Defendants cite Woodford v. Ngo, 126 S.Ct. 2378 (2006), to support their claim that Holloway's failure to file his IRR within fifteen days of Babich's denial of treatment constitutes failure to exhaust. In Woodford, the Supreme Court held that a prisoner must comply with administrative deadlines as a prerequisite to bringing suit in federal court. 126 S.Ct. at 2386. The Court in Woodford was oncerned, however, with prisoners who "bypass deliberately the administrative process by flouting the agency's procedural rules." Id. at 2388. The Court gives the example of "a prisoner wishing to bypass available administrative remedies" who "could simply file a late grievance without providing any reason for failing to file on time." Id. The Court was concerned that the prisoner could proceed directly to federal court if the prison rejects the grievance as untimely, thus circumventing the administrative procedures altogether. Id. That is not a comparable situation to the present case. Here, Holloway filed his suit only after numerous attempts to resolve the conflict internally.
In his IRR, Holloway claims that he has been denied adequate medical attention and reasonable information regarding his Hepatitis treatment. Babich denied Holloway Interferon treatment in 2003, a denial that was renewed by other medical staff at various prison facilities. Holloway claims that he filed his IRR more than fifteen days after his consultation with Babich because of the lack of response to his requests to be reassigned to a different unit. I find that what Holloway alleged in his IRR was the continual denial of information and treatment by Babich and the other medical staff. Since this denial continued to occur at the time he filed his IRR and thereafter, Holloway has sufficiently exhausted his administrative remedies.

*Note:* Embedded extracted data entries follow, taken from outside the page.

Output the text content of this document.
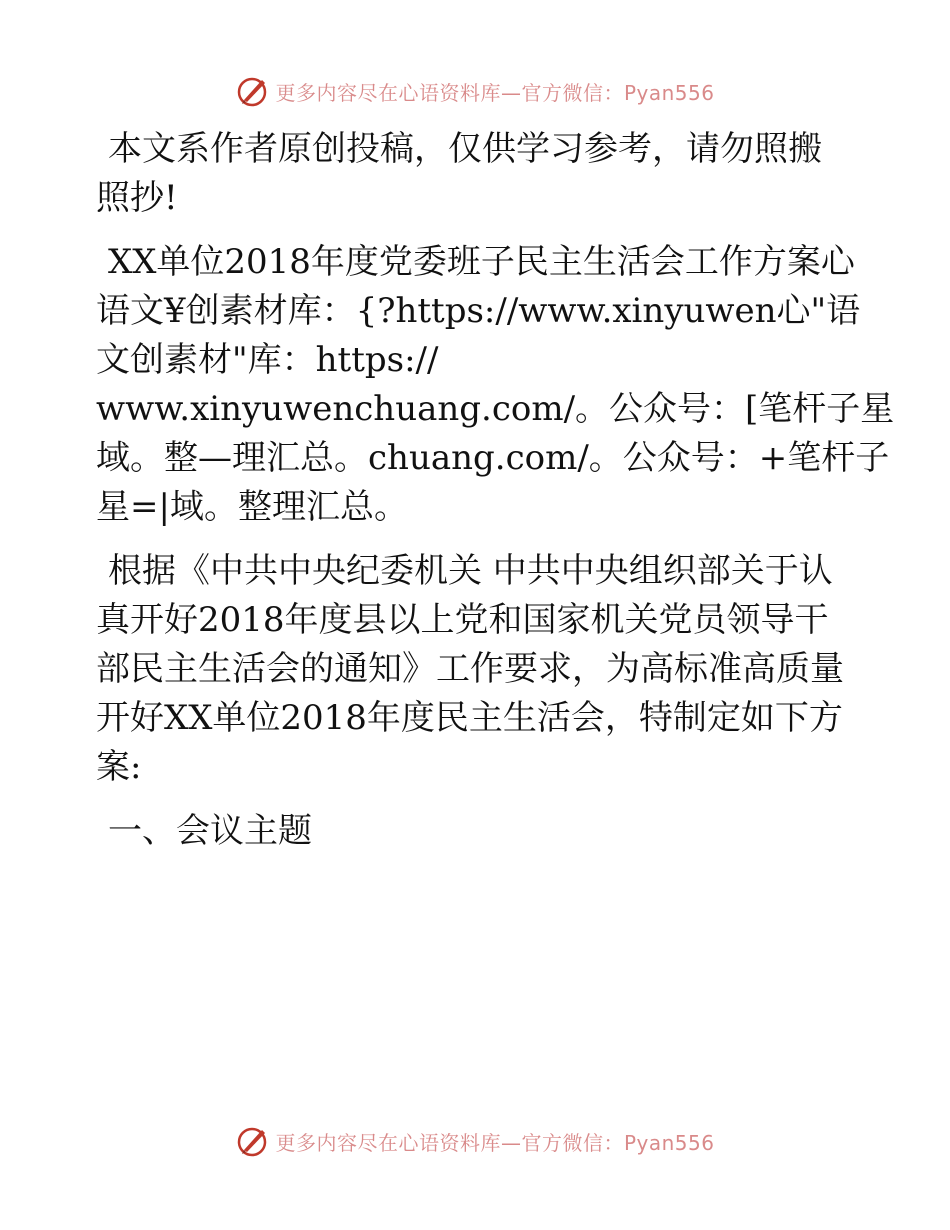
更多内容尽在心语资料库—官方微信：Pyan556

本文系作者原创投稿，仅供学习参考，请勿照搬
照抄!

XX单位2018年度党委班子民主生活会工作方案心
语文¥创素材库：{?https://www.xinyuwen心"语
文创素材"库：https://
www.xinyuwenchuang.com/。公众号：[笔杆子星
域。整—理汇总。chuang.com/。公众号：+笔杆子
星=|域。整理汇总。

根据《中共中央纪委机关 中共中央组织部关于认
真开好2018年度县以上党和国家机关党员领导干
部民主生活会的通知》工作要求，为高标准高质量
开好XX单位2018年度民主生活会，特制定如下方
案:

一、会议主题

更多内容尽在心语资料库—官方微信：Pyan556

III. Plaintiff's Request for Default
Plaintiff requested that the Clerk enter default as to certain defendants, and the Clerk denied that request on April 27, 2007. Plaintiff has now filed a motion to reconsider. The Court file reflects that one group of defendants filed both answers and motions to dismiss on January 4, 2007, and that the other group of defendants requested, and were granted, additional time to respond to the complaint. That group filed their own answer within the extension granted, and no defendants are in default.
Accordingly,
IT IS HEREBY ORDERED that defendants' motion to dismiss [#14] is DENIED.
IT IS FURTHER ORDERED that plaintiff's motion to reconsider denial of default [#33] is denied.